Care of Children with DiGeorge Before and After Cultured Thymus Tissue Implantation

Stephanie E Gupton, Elizabeth A McCarthy, M Louise Markert, Stephanie E Gupton, Elizabeth A McCarthy, M Louise Markert

Abstract

Background: Children with complete DiGeorge anomaly (cDGA) have congenital athymia plus a myriad of other challenging clinical conditions. The term cDGA encompasses children with congenital athymia secondary to 22q11.2DS, CHARGE syndrome (coloboma, heart defects, choanal atresia, growth or mental retardation, genital abnormalities, and ear abnormalities and/or deafness), and other genetic abnormalities. Some children have no known genetic defects. Since 1993, more than 100 children with congenital athymia have been treated with cultured thymus tissue implantation (CTTI). Naïve T cells develop approximately 6 to 12 months after CTTI. Most of the children had significant comorbidities such as heart disease, hypoparathyroidism, and infections requiring complex clinical care post cultured thymus tissue implantation (CTTI).

Objective: The purpose of this guidance is to assist multidisciplinary teams in caring for children with cDGA both before and after CTTI.

Methods: Thirty-one specialists, in addition to the authors, were asked to share their experience in caring for children with cDGA at Duke University Health System, before and after CTTI. These specialists included physicians, nurses, dentists, therapists, and dieticians.

Results: The goal of a multidisciplinary approach is to have children in the best possible condition for receiving CTTI and provide optimal care post CTTI through development of naïve T cells and beyond. The CTT (cultured thymus tissue) must be protected from high doses of steroids which can damage CTT. Organs must be protected from adverse effects of immunosuppression.

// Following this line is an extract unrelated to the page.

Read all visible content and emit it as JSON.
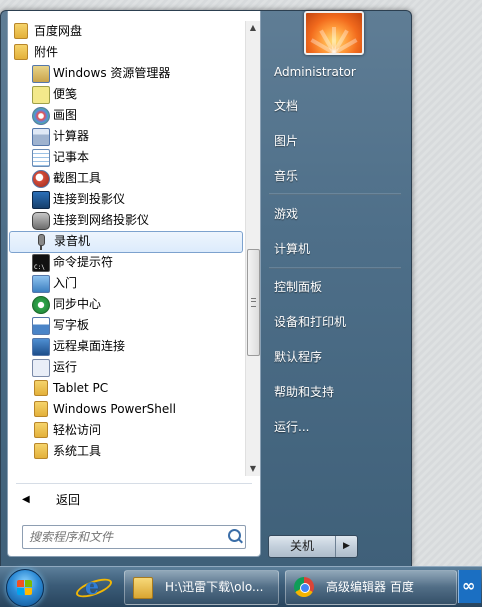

Conclusion: Creating a multidisciplinary team and a detailed plan of care for children with cDGA is important for optimal outcomes.

Keywords: 22q11.2 deletion syndrome; CHARGE syndrome; Complete DiGeorge anomaly; Congenital athymia; Cultured thymus tissue implantation.

Conflict of interest statement

Cultured thymus tissue implantation (CTTI) is an investigational product implanted into patients under an Investigational New Drug (IND) application with the Food and Drug Administration (FDA). Dr. Markert is the “sponsor” of the investigations. Dr. Markert developed the technology for CTTI. Duke has licensed the technology to Enzyvant Therapeutics GmbH. Dr. Markert and Duke have received royalties from Enzyvant. Portions of Dr. Markert’s and her research team’s salaries are being paid by funding from Enzyvant. If the technology is commercially successful in the future, Dr. Markert and Duke may benefit financially. The salary and other items needed to create CTTI are paid at cost by insurance.

There is no conflict of interest to disclose by Gupton and McCarthy.